4€  14° année - n° 82 JUILLET AOUT  2006


France

* Nouveaux Français

Le Comité interministériel à l'intégration a décidé en avril que tout nouveau Français devait être accueilli au cours d'une cérémonie solennelle dans les préfectures. Le 29 juin à Tours, le président de la République a présidé une de ces cérémonies de naturalisation. 136 personnes originaires de 24 pays différents concernées. Jacques Chirac a expliqué que devenir français "est un acte fondamental, un acte qui engage et qu'avoir demandé la nationalité française est un choix qui honore le pays."

Chaque naturalisé est reparti avec un dossier contenant des extraits de la Constitution, les paroles de La Marseille, le décret de naturalisation, un livret de famille et un formulaire pour demander une carte nationale d'identité.

Les naturalisés sont sans doute trop nombreux pour bénéficier tous de cette cérémonie. Ils ont été 133 808 personnes à accéder à la nationalité française en 2004. Ils étaient 128 092 en 2002 et 144 640 en 2003.

Dans le projet adopté le 1er juillet par le Conseil national du Parti socialiste, il est prévu que le droit de vote pour les scrutins locaux sera accordé aux "résidents étrangers acquittant des impôts depuis cinq ans dans notre pays". Un de nos lecteurs a réagi et envoyé trois questions au P.S..

La première concerne la procédure choisie, le recours à un référendum conformément à l'article 11 de la Constitution.

La deuxième sur les scrutins locaux "Confirmez-vous que seraient bien concernés non seulement les votes municipaux mais aussi les votes pour les autres collectivités locales (conseils généraux, conseils régionaux...) ? Afin d'établir une égalité complète entre étrangers, envisagez-vous également de proposer le droit de vote aux élections au Parlement européen ?"

La troisième sur la référence aux impôts "Est-ce que les étrangers résidant depuis cinq ans, mais non-imposables, seraient exclus ? On pourrait alors à juste titre nous accuser de rétablir, une forme de suffrage censitaire. La formule du code électoral "domicile réel" ou "inscription au rôle des contributions directes" ne serait-elle pas plus adéquates ?"
 
 

La réservation pour les élections législatives de 2007 d'une trentaine de circonscriptions à des candidats issus de l'immigration provoque des remous au Parti socialiste. Certains comme Fawaz Karimet dans l'Aisne ou Zora Ait-Maten dans le Rhône ont gagné leur investiture à la régulière après le vote des militants de leur circonscription. Mais beaucoup, surtout dans les circonscriptions gagnables, les moins nombreuses, vont être parachutés et imposés par la direction, et les militants n'apprécient pas. Ailleurs, comme dans une circonscription parisienne, il y a conflit entre des candidats représentant des communautés différentes.

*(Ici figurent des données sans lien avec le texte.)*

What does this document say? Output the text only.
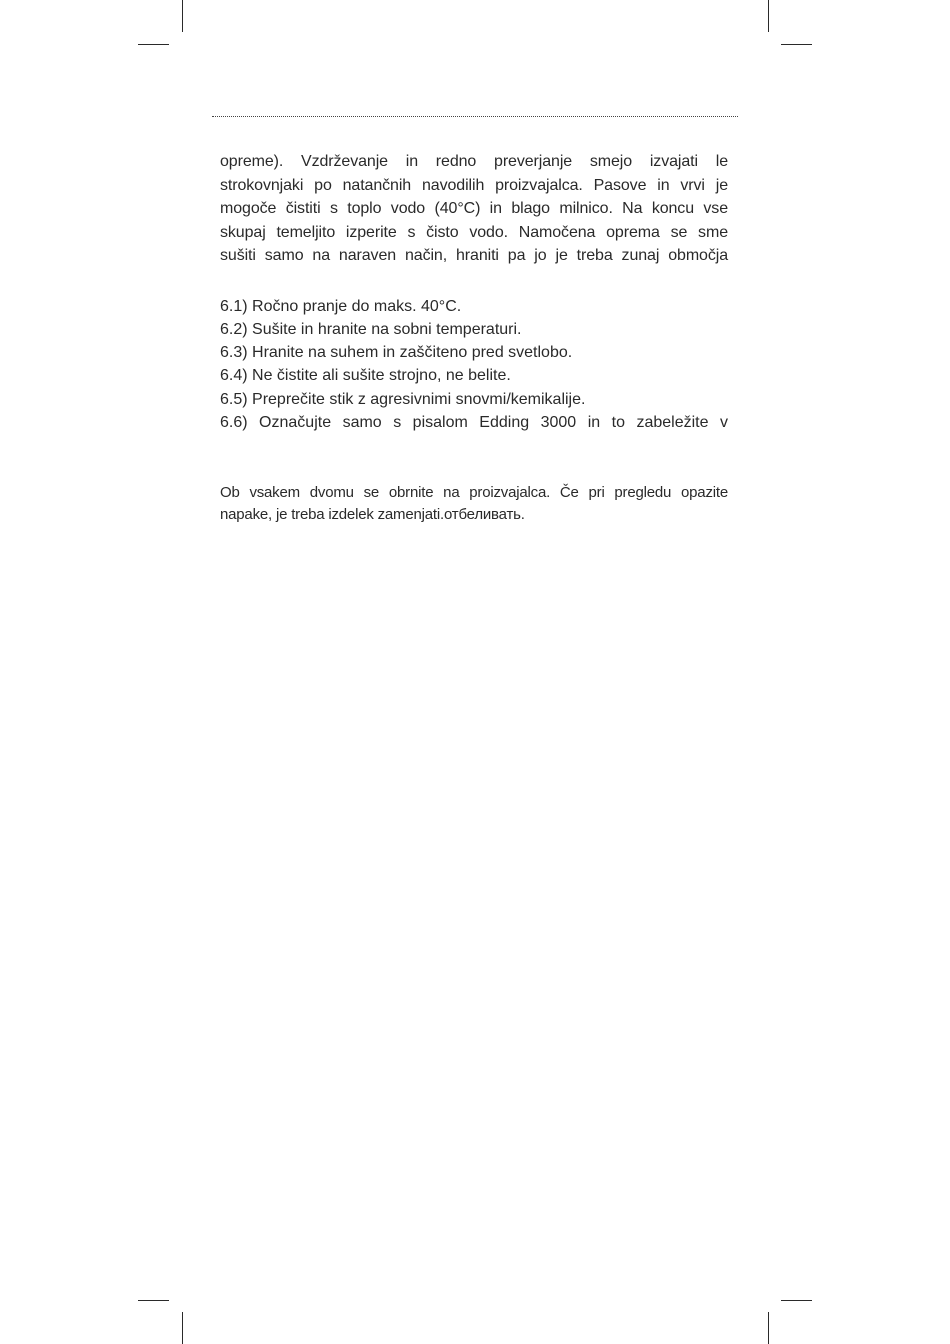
opreme). Vzdrževanje in redno preverjanje smejo izvajati le
strokovnjaki po natančnih navodilih proizvajalca. Pasove in vrvi je
mogoče čistiti s toplo vodo (40°C) in blago milnico. Na koncu vse
skupaj temeljito izperite s čisto vodo. Namočena oprema se sme
sušiti samo na naraven način, hraniti pa jo je treba zunaj območja

6.1) Ročno pranje do maks. 40°C.
6.2) Sušite in hranite na sobni temperaturi.
6.3) Hranite na suhem in zaščiteno pred svetlobo.
6.4) Ne čistite ali sušite strojno, ne belite.
6.5) Preprečite stik z agresivnimi snovmi/kemikalije.
6.6) Označujte samo s pisalom Edding 3000 in to zabeležite v
Ob vsakem dvomu se obrnite na proizvajalca. Če pri pregledu opazite
napake, je treba izdelek zamenjati.отбеливать.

Pour le premier secrétaire du parti, François Hollande, il ne s'agit que "de convaincre des gens qui sont victimes de discriminations que nous mettons en accord nos actes avec nos engagements."

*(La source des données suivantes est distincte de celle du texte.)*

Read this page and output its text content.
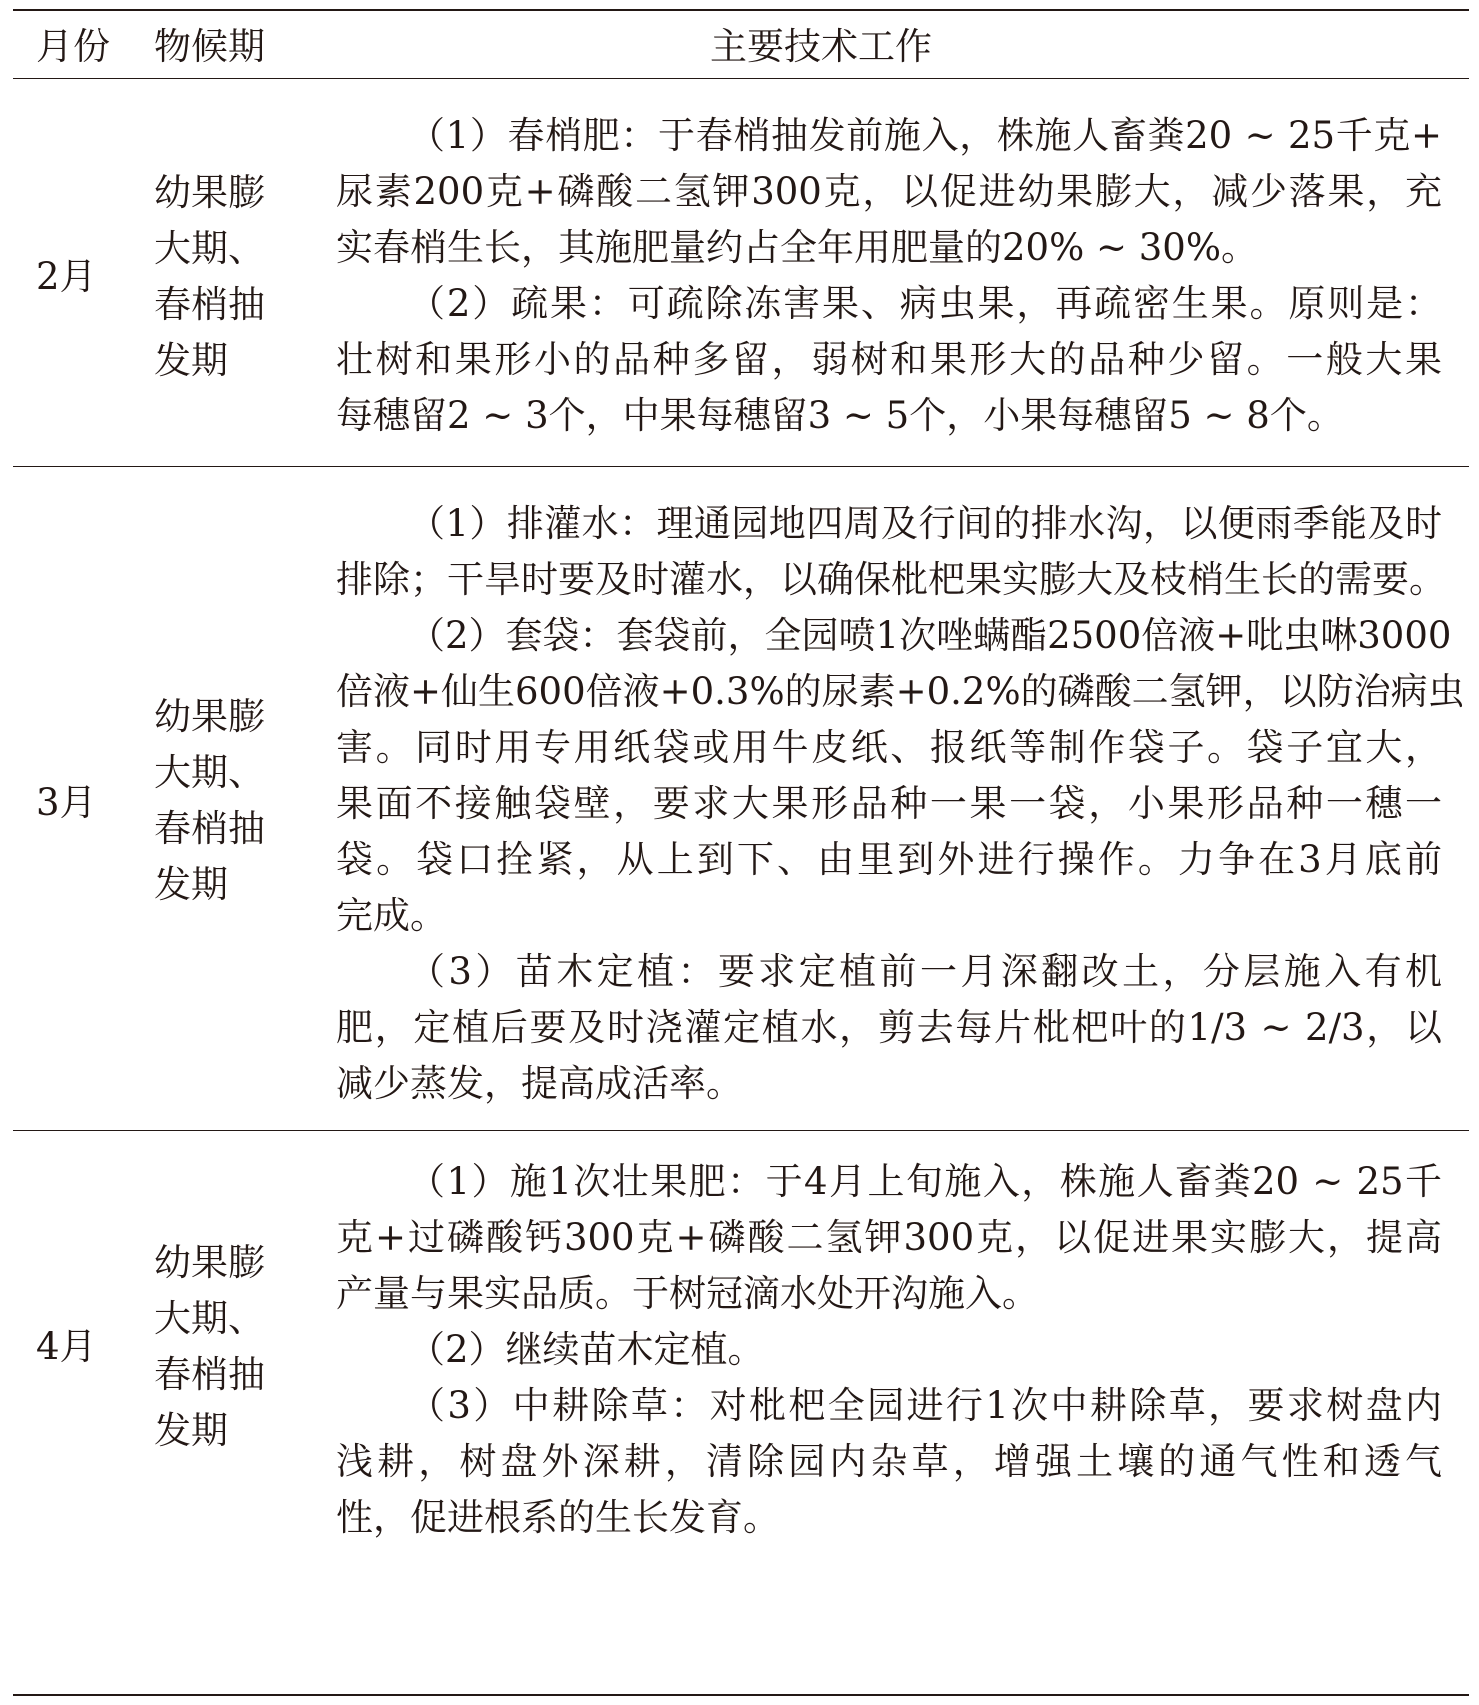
月份 物候期	主要技术工作
2月
幼果膨
大期、
春梢抽
发期
（1）春梢肥：于春梢抽发前施入，株施人畜粪20 ~ 25千克+
尿素200克+磷酸二氢钾300克，以促进幼果膨大，减少落果，充
实春梢生长，其施肥量约占全年用肥量的20% ~ 30%。
（2）疏果：可疏除冻害果、病虫果，再疏密生果。原则是：
壮树和果形小的品种多留，弱树和果形大的品种少留。一般大果
每穗留2 ~ 3个，中果每穗留3 ~ 5个，小果每穗留5 ~ 8个。
3月
幼果膨
大期、
春梢抽
发期
（1）排灌水：理通园地四周及行间的排水沟，以便雨季能及时
排除；干旱时要及时灌水，以确保枇杷果实膨大及枝梢生长的需要。
（2）套袋：套袋前，全园喷1次唑螨酯2500倍液+吡虫啉3000
倍液+仙生600倍液+0.3%的尿素+0.2%的磷酸二氢钾，以防治病虫
害。同时用专用纸袋或用牛皮纸、报纸等制作袋子。袋子宜大，
果面不接触袋壁，要求大果形品种一果一袋，小果形品种一穗一
袋。袋口拴紧，从上到下、由里到外进行操作。力争在3月底前
完成。
（3）苗木定植：要求定植前一月深翻改土，分层施入有机
肥，定植后要及时浇灌定植水，剪去每片枇杷叶的1/3 ~ 2/3，以
减少蒸发，提高成活率。
4月
幼果膨
大期、
春梢抽
发期
（1）施1次壮果肥：于4月上旬施入，株施人畜粪20 ~ 25千
克+过磷酸钙300克+磷酸二氢钾300克，以促进果实膨大，提高
产量与果实品质。于树冠滴水处开沟施入。
（2）继续苗木定植。
（3）中耕除草：对枇杷全园进行1次中耕除草，要求树盘内
浅耕，树盘外深耕，清除园内杂草，增强土壤的通气性和透气
性，促进根系的生长发育。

Après la municipalité de Saint-Denis (voir la Lettre n° 80), plusieurs autres municipalités à direction communiste du département de Seine Saint-Denis ont ou vont réalise rdes référendums ouverts aux étrangers et portant sur l'extension à ces étrangers du droit de vote et d'éligibilité aux élections locales. Le 26 mas à Saint-Denis, le 21 mai à Stains, le 18 juin à Blanc-Mesnil, le 24 juin à Aubervilliers, la participation a varié de 10 à 30 % et, dans chaque ville, près des deux tiers des votants se sont déclarés favorables au droit de vote des résidents étrangers. Les étrangers ont été plusieurs milliers à s'inscrire sur les listes électorales complémentaires et à voter mais de nombreux Français non-inscrits ont fait également la démarche et son devenus ou redevenus électeurs à cette occasion.

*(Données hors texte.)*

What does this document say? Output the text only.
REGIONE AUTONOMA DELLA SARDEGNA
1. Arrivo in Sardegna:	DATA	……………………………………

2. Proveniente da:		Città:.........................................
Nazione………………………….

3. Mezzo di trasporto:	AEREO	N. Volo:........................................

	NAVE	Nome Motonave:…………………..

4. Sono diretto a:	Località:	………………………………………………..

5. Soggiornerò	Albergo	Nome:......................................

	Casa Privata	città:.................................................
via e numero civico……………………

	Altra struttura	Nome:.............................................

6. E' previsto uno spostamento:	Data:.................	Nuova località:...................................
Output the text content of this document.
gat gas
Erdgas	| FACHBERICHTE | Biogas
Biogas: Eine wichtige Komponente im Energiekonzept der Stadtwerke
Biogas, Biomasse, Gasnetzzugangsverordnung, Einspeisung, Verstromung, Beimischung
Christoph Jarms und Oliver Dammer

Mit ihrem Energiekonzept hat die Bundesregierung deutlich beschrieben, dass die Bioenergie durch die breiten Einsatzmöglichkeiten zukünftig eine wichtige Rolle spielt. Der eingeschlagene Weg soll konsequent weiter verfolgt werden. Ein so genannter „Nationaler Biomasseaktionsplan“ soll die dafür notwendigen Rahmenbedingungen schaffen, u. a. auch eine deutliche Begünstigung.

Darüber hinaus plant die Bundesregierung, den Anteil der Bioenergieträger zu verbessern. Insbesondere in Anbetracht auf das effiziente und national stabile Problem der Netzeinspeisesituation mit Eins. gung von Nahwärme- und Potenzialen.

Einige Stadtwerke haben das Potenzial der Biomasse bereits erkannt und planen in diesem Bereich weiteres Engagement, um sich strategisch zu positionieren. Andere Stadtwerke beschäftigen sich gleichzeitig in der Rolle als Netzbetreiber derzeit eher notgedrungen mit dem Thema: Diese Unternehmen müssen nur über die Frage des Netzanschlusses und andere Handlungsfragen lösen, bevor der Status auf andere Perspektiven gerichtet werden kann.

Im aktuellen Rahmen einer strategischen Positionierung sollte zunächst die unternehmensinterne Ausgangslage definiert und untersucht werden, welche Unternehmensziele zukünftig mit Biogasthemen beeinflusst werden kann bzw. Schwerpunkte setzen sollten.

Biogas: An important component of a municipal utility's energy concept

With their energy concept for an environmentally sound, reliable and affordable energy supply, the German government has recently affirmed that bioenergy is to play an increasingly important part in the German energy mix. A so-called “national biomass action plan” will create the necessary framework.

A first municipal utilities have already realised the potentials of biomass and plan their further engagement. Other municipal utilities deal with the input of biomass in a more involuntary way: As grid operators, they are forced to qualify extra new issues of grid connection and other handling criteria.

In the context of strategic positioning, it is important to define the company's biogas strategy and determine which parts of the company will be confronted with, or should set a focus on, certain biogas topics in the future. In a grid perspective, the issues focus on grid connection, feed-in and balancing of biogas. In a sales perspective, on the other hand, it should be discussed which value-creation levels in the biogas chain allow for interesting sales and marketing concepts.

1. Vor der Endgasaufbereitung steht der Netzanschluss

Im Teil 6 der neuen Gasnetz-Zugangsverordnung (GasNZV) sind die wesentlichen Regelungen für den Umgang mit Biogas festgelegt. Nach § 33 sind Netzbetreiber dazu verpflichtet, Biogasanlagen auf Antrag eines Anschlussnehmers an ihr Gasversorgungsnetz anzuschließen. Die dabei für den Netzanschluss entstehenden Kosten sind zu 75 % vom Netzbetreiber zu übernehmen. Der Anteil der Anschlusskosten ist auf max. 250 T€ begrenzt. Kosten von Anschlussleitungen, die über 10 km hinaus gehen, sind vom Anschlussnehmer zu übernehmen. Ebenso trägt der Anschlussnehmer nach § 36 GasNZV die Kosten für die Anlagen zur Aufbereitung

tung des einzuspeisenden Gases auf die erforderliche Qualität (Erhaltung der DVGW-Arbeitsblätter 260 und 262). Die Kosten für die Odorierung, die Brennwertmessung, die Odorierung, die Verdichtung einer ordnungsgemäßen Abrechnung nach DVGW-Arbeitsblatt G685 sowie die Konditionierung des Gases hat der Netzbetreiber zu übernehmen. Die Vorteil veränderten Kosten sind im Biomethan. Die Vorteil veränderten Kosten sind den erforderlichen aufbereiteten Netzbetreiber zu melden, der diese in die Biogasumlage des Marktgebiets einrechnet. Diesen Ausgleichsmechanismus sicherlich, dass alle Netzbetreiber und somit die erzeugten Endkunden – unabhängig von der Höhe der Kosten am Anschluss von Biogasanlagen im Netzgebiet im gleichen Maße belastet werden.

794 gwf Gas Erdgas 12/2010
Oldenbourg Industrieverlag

D'autres référendums sont prévus cet automne. À Gennevilliers, un "comité local participatif d'égal accès au droit" s'est mis en place dans cette intention.

Lors d'une conférence de presse, le 8 juin, le ministre de l'Intérieur est revenu sur sa position en faveur du droit de vote des étrangers aux élections locales. Il a précisé que cette proposition ne ferait pas partie de celles du candidat à la présidentielle ni du programme législatif du parti qu'il préside, l'Union pour une majorité populaire. "Je suis minoritaire dans ma famille" a-t-il justifié. Le soutien qu'il a reçu sur ce sujet des "sarkozystes humanistes" du club La Diagonale n'est pas suffisant.